Underlying this issue is the fact that Medicare physician pay has barely changed since the beginning of the century. Over the last 15 years, Medicare payments have increased just 6%-0.4% per year on average-while the cost of running a medical practice has increased 30%. Consequently, physicians have experienced a 19% decline in inflation-adjusted pay since 2001.
“Like other attempts at legislating medical economics, MACRA had the noble intention of trying to align clinical practice with the tenets of value-based care delivery,” lamented AACU President Mark Edney, MD, MBA. “Like its predecessors, it was swamped out of the gate, the victim of poor design and unforeseen consequences, and is now a liability to physicians.”
Unrealistic time frame
While the impending pay freeze has received the most attention from physician groups in recent months, various other adjustments to MACRA are needed to ensure physicians who participate in the program can be successful moving forward.

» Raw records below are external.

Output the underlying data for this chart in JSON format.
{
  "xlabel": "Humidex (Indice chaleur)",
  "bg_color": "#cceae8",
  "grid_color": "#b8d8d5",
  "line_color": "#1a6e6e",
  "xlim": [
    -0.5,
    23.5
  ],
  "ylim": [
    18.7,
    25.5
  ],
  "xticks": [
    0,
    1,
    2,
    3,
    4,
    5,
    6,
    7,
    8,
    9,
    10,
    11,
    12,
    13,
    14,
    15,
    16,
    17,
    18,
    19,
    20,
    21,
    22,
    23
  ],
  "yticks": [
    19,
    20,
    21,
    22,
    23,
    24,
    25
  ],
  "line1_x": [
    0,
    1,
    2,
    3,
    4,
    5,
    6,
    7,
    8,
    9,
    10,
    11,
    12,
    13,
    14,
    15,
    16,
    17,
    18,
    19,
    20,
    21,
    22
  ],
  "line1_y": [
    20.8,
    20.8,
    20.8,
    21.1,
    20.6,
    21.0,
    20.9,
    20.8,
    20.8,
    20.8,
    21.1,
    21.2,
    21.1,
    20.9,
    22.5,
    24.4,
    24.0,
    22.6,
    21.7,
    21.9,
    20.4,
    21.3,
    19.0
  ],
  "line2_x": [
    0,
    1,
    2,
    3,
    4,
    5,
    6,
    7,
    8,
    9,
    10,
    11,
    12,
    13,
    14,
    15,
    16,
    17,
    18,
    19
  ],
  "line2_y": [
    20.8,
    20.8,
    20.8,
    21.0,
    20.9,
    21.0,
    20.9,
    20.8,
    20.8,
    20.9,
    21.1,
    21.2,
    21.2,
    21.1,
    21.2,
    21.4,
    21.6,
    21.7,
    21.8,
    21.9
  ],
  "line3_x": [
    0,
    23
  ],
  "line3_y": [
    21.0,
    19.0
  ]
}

For example, the 5% bonus payments providers receive for participating in one of Medicare’s Advanced APMs are scheduled to expire after 2022. The bonus payments were instituted in 2017 as an incentive for clinicians to transition into more innovative payment models and to help them invest in changing the way they deliver care.
The incentive payments, however, were only funded for the first 6 years of the program. Considering only a few Advanced APMs were made available during the first 3 years of the program, 3 more years is not nearly enough time for hundreds of thousands of providers to transition to a value-based care system that requires significant investment in new technologies, workflow systems, personnel, and training.
In 2018, the number of physicians participating in Advanced APMs nearly doubled to 183,306 (from 99,076 in 2017). That is just a small fraction, however, of the approximately 1.3 million providers currently under MACRA.
AACU and other physician advocacy groups have called on Congress to extend the 5% bonus for Advanced APM participants for an additional 6 years. The proposal was discussed at length during a Senate Finance Committee hearing on May 8 focused on MACRA implementation and reform. But so far, no legislation has been introduced in either congressional chamber to address this issue.
There are various other technical changes to MACRA that are needed in order to simplify MIPS and make quality reporting more meaningful. These include: providing scoring flexibility to CMS to allow for multi-category credit; updating the Promoting Interoperability category to allow physicians to use a certified EHR or similar technology; allowing CMS to develop multiple performance thresholds; and removing the requirement that episode-based cost measures account for half of all expenditures under Medicare Parts A and B.
On a positive note, Congress has attempted to address one roadblock to the adoption of value-based care models by removing a statute that restricts integrated health care delivery. The Medicare Care Coordination Improvement Act (S. 966/H.R. 2282) would modernize the Medicare referral law or “Stark Law” by allowing physicians to enter into agreements with other providers to better coordinate patient care. The legislation is supported by AACU, LUGPA, and the AUA.
Congress must pass Stark Law reform this year, and in coordination with CMS, engage the medical community to update MACRA so that physicians have the support they need to transition to more efficient models of care delivery and better serve Medicare patients.